I libri vengono così lasciati casualmente in luoghi pubblici, oppure in spazi che si rendano disponibili (bar, ristoranti, sale d’attesa, locali pubblici) e chiunque può usufruirne liberamente e gratuitamente.

L’idea è bella e stimolante, al punto che, in questi anni fitti di esperienze audiovisuali che rischiano di soffocare la pratica della lettura, abbiamo pensato di fare nostra l’idea, adattando il sistema del book crossing alle nostre esigenze di Scuola Secondaria di I Grado.
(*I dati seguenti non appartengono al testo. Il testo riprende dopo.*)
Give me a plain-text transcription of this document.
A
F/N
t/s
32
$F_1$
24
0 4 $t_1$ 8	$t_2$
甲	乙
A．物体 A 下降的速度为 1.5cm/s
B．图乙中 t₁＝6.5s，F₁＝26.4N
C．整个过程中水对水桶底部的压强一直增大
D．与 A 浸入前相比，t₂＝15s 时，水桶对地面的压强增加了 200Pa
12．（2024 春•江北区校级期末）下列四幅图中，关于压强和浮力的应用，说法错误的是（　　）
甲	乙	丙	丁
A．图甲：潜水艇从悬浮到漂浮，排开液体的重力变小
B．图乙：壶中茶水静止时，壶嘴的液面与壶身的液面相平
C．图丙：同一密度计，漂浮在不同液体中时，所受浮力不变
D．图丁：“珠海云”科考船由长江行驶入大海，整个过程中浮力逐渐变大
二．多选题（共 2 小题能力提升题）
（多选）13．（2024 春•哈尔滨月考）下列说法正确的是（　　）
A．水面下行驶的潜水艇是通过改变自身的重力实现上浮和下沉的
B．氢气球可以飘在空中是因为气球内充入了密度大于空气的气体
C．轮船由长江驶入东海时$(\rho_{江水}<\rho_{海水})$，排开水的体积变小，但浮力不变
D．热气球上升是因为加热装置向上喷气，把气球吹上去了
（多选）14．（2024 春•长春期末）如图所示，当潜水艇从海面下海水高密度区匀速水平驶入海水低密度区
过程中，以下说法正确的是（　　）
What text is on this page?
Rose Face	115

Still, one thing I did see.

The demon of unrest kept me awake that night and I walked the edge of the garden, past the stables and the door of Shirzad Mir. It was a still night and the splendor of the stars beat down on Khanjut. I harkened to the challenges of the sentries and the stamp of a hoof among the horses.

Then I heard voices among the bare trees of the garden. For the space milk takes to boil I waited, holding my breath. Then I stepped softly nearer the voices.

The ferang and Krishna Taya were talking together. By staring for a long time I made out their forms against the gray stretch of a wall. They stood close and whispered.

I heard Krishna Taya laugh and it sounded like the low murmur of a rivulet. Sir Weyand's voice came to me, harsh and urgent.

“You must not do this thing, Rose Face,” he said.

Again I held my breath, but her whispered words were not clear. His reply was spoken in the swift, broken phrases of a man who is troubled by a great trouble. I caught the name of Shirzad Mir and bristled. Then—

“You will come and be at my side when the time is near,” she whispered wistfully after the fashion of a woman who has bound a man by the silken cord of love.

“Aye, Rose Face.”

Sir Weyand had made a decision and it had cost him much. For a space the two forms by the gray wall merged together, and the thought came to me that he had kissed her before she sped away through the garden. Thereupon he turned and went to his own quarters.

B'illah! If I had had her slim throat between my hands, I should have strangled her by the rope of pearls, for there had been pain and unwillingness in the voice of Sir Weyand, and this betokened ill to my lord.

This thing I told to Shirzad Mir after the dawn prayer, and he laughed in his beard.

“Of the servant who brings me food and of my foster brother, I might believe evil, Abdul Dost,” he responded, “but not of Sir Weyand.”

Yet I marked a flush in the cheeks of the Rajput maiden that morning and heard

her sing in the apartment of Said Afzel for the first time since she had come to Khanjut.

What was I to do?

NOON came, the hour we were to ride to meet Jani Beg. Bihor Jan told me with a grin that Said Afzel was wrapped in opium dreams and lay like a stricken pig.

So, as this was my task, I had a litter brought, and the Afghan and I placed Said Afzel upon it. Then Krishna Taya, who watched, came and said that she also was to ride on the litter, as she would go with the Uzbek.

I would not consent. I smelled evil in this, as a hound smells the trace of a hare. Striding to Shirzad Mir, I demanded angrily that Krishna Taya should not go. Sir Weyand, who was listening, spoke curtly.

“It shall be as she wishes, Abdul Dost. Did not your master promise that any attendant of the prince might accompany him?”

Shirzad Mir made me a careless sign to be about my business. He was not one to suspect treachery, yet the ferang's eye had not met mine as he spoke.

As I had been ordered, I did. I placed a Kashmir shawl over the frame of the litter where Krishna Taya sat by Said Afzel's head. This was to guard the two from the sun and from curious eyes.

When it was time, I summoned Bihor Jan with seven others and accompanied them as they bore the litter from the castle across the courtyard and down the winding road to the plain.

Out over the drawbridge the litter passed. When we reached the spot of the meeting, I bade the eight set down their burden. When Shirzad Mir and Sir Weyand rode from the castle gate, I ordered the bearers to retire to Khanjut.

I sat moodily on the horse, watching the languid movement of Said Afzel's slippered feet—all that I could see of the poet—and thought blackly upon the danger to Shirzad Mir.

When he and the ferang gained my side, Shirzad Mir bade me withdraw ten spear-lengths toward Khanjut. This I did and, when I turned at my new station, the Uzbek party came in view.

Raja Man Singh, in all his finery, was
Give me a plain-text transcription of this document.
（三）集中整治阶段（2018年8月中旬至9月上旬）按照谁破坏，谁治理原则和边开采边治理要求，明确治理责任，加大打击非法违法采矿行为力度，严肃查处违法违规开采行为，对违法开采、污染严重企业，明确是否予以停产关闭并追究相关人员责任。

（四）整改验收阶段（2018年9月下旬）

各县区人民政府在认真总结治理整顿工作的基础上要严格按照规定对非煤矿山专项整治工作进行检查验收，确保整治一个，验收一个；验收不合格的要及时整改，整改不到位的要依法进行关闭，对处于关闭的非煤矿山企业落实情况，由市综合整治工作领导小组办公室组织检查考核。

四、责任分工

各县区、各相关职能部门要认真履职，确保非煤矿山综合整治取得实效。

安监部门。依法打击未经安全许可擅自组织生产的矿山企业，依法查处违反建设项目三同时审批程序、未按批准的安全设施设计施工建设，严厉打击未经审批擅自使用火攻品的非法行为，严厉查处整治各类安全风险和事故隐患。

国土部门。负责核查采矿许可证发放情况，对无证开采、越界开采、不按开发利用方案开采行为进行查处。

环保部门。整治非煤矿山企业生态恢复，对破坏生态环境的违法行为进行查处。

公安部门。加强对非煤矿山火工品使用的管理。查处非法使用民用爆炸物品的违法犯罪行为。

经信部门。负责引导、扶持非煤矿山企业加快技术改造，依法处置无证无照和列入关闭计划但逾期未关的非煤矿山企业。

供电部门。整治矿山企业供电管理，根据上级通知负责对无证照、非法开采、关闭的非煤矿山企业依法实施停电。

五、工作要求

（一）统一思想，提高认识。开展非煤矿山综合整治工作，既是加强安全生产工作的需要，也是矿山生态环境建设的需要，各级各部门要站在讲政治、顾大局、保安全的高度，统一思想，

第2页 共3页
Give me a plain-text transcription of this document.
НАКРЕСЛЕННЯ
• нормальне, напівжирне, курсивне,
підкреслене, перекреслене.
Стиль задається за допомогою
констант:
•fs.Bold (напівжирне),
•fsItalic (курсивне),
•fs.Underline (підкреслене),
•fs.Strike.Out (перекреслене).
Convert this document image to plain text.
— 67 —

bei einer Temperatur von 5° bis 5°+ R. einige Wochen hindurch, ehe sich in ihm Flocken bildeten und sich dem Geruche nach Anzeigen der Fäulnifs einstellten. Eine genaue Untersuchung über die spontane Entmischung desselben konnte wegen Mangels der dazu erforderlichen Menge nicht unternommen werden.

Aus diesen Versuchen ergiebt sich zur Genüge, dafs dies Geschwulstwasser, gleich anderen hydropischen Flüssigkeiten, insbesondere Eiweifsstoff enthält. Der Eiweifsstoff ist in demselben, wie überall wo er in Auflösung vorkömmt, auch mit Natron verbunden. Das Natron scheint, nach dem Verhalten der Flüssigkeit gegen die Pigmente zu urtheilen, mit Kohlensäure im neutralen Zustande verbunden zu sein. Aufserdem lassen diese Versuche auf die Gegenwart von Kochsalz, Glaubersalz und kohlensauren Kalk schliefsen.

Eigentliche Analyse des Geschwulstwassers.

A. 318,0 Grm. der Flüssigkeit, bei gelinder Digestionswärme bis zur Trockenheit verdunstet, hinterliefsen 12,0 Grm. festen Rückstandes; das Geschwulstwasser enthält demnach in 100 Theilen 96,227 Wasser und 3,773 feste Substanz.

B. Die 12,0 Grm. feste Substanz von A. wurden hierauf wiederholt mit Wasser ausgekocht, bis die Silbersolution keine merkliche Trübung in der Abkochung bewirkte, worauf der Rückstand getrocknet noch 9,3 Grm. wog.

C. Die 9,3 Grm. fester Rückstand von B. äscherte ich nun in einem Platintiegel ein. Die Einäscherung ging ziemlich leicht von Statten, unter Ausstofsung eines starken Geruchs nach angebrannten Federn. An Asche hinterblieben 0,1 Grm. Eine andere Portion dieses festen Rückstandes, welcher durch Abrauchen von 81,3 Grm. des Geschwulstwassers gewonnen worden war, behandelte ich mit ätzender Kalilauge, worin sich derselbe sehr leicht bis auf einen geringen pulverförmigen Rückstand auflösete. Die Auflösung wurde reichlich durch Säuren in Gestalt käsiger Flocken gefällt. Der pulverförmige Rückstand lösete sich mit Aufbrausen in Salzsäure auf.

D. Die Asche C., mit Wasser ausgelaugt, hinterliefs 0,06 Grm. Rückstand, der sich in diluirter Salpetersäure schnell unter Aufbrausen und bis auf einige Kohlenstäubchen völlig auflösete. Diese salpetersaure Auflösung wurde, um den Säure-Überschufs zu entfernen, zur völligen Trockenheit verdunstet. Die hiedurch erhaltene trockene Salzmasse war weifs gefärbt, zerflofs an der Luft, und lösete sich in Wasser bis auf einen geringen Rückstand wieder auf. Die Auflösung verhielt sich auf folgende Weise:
Tutti i davanzali delle finestre al secondo piano verranno dotati di fermalibri (che i ragazzi nel corso dell’anno scolastico decoreranno, con l’aiuto dei docenti di Arte e Tecnologia) e si trasformeranno nei nostri spazi di libero scambio librario, le nostre Crossinglibraries.

Il giorno LUNEDI 16 OTTOBRE celebreremo il nostro BOOK DAY: ciascuno studente della Secondaria di I Grado è invitato a portare e ad “abbandonare” in una Crossinglibrary due libri di narrativa, scelti tra quelli che ritiene belli, che più gli sono piaciuti, che vorrebbe condividere con gli altri.

Saranno i docenti di Lettere a raccogliere i libri e di disporli “a caso” nelle Crossinglibraries.

Ciascun libro così consegnato verrà dotato di un “ES” (evaluation sheet), una scheda di valutazione, che verrà collocata sul retro di copertina: ogni lettore che avrà letto quel libro potrà annotarvi, prima di ricollocare il volume su un qualsiasi davanzale, un giudizio che ne testimoni il gradimento.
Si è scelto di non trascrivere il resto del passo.